An Argentinian ghost town is re-emerging as a tourist destination after spending 25 years underwater. Epecuen’s revival as a visitor attraction is fitting – the scenic lakeside town was built as a tourist village in the 1920s.
Epecuen was once a bustling lakeside resort in the farmlands southwest of Buenos Aires. Filled with saltwater baths and spas, the area attracted around 20,000 tourists every season. The town sat on the shores of Lago Epecuen – a picturesque lake which enticed visitors with its waters, which carried ten times more salt than the ocean.
But summers spent floating on the water were later brought to an abrupt end, much to tourists’ dismay. A heavy rainstorm followed by a series of wet winters caused the lake to overflow its banks on November 10, 1985.
“On the 10th of November at 10 a.m. in the morning the embankment was breached, this stone wall that we had as a barrier, a very strong southerly wind made the water begin to flood through to the town,” said Norma Berg, a 23-year-old resident at the time of the flooding.
Water burst through a retaining wall and spilled into the streets, prompting people to flee. Within days, nearby homes were submerged under nearly ten meters (33 feet) of corrosive saltwater.

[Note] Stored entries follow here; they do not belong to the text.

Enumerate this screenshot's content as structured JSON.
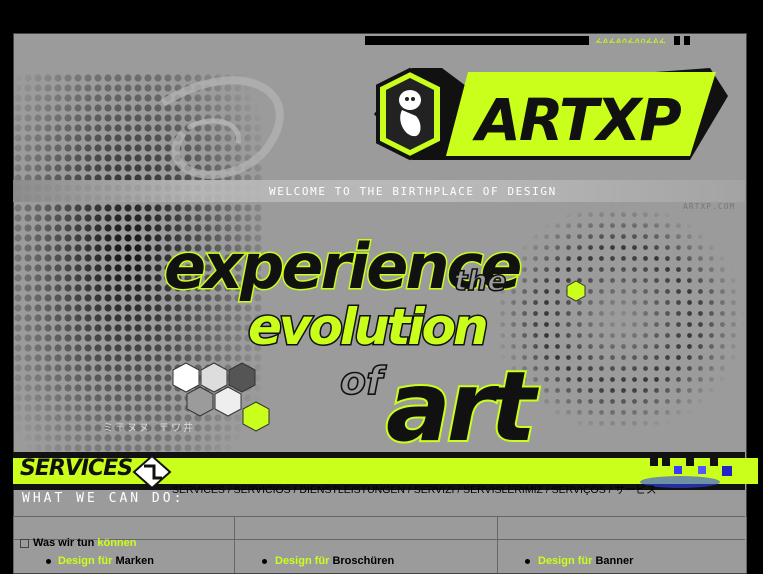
{
  "header": {
    "url": "www.artxp.com",
    "glyph_tag": "ፈልፈልሰፈለሰፈልፈ"
  },
  "logo": {
    "brand": "ARTXP",
    "emblem_icon": "fetus-hexagon-icon"
  },
  "welcome": {
    "text": "WELCOME TO THE BIRTHPLACE OF DESIGN"
  },
  "headline": {
    "line1": "experience",
    "line1b": "the",
    "line2": "evolution",
    "line3a": "of",
    "line3b": "art"
  },
  "services": {
    "title": "SERVICES",
    "languages": "SERVICES / SERVICIOS / DIENSTLEISTUNGEN / SERVIZI / SERVISLERIMIZ / SERVIÇOS / サービス",
    "subtitle": "WHAT WE CAN DO:"
  },
  "table": {
    "row1_label_a": "Was wir tun ",
    "row1_label_b": "können",
    "items": [
      {
        "key": "Design für ",
        "value": "Marken"
      },
      {
        "key": "Design für ",
        "value": "Broschüren"
      },
      {
        "key": "Design für ",
        "value": "Banner"
      }
    ]
  },
  "colors": {
    "accent": "#c9ff1a",
    "background": "#9b9b9b",
    "dark": "#111111"
  }
}
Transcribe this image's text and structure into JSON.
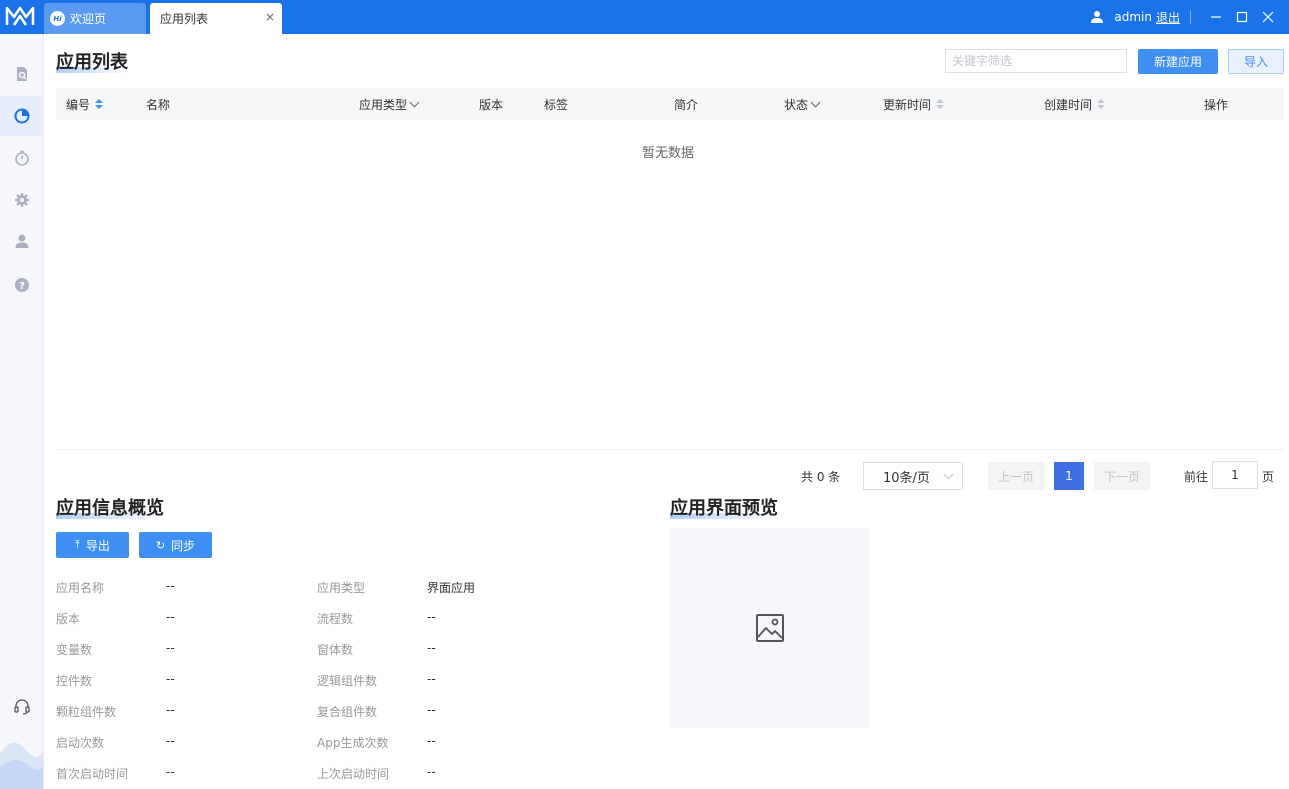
{
  "tabs": [
    {
      "label": "欢迎页",
      "badge": "Hi"
    },
    {
      "label": "应用列表",
      "close": "×"
    }
  ],
  "user": {
    "name": "admin",
    "logout": "退出"
  },
  "colors": {
    "accent": "#1a73e8",
    "primary_button": "#3f8ff3"
  },
  "sidebar": {
    "icons": [
      "search-doc-icon",
      "pie-chart-icon",
      "timer-icon",
      "gear-icon",
      "user-icon",
      "help-icon",
      "headset-icon"
    ],
    "active_index": 1
  },
  "app_list": {
    "title": "应用列表",
    "search_placeholder": "关键字筛选",
    "new_button": "新建应用",
    "import_button": "导入",
    "columns": [
      "编号",
      "名称",
      "应用类型",
      "版本",
      "标签",
      "简介",
      "状态",
      "更新时间",
      "创建时间",
      "操作"
    ],
    "empty_text": "暂无数据"
  },
  "pagination": {
    "total": "共 0 条",
    "page_size": "10条/页",
    "prev": "上一页",
    "current": "1",
    "next": "下一页",
    "goto_label": "前往",
    "goto_value": "1",
    "goto_unit": "页"
  },
  "overview": {
    "title": "应用信息概览",
    "export_button": "导出",
    "sync_button": "同步",
    "fields_left": [
      {
        "label": "应用名称",
        "value": "--"
      },
      {
        "label": "版本",
        "value": "--"
      },
      {
        "label": "变量数",
        "value": "--"
      },
      {
        "label": "控件数",
        "value": "--"
      },
      {
        "label": "颗粒组件数",
        "value": "--"
      },
      {
        "label": "启动次数",
        "value": "--"
      },
      {
        "label": "首次启动时间",
        "value": "--"
      }
    ],
    "fields_right": [
      {
        "label": "应用类型",
        "value": "界面应用"
      },
      {
        "label": "流程数",
        "value": "--"
      },
      {
        "label": "窗体数",
        "value": "--"
      },
      {
        "label": "逻辑组件数",
        "value": "--"
      },
      {
        "label": "复合组件数",
        "value": "--"
      },
      {
        "label": "App生成次数",
        "value": "--"
      },
      {
        "label": "上次启动时间",
        "value": "--"
      }
    ]
  },
  "preview": {
    "title": "应用界面预览",
    "icon": "image-placeholder-icon"
  }
}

Twenty-five years would then pass before Epecuen would reemerge. Years of dry weather caused the floods to recede in 2007, uncovering the once bustling town.
Although Epecuen has not been rebuilt, its ruins are attracting tourists – many of whom are willing to drive six hours from Buenos Aires.
Those willing to make the journey are welcomed by rusted car remains, crumbled homes, and broken appliances. Tourists climb staircases that lead to nowhere, and wander through a graveyard where the water toppled headstones and exposed tombs.
Those looking for a guide contact Norma Berg, who takes tourists through the ruins and manages a museum which is housed in the town’s former train station.
It may not sound like a dream vacation, but 82-year-old Pablo Novak, who still lives on the edge of town, says it’s a popular one.
“Whoever passes nearby cannot go without coming to visit here,” he said. “It’s getting more people to the area, as they come to see the ruins,” he told AP. Novak was the only resident who refused to leave the town when the floods hit in 1985.
The local tourism authority is hoping Epecuen will be designated a heritage site, and hopes tourism will grow to be the future lifeblood of the area.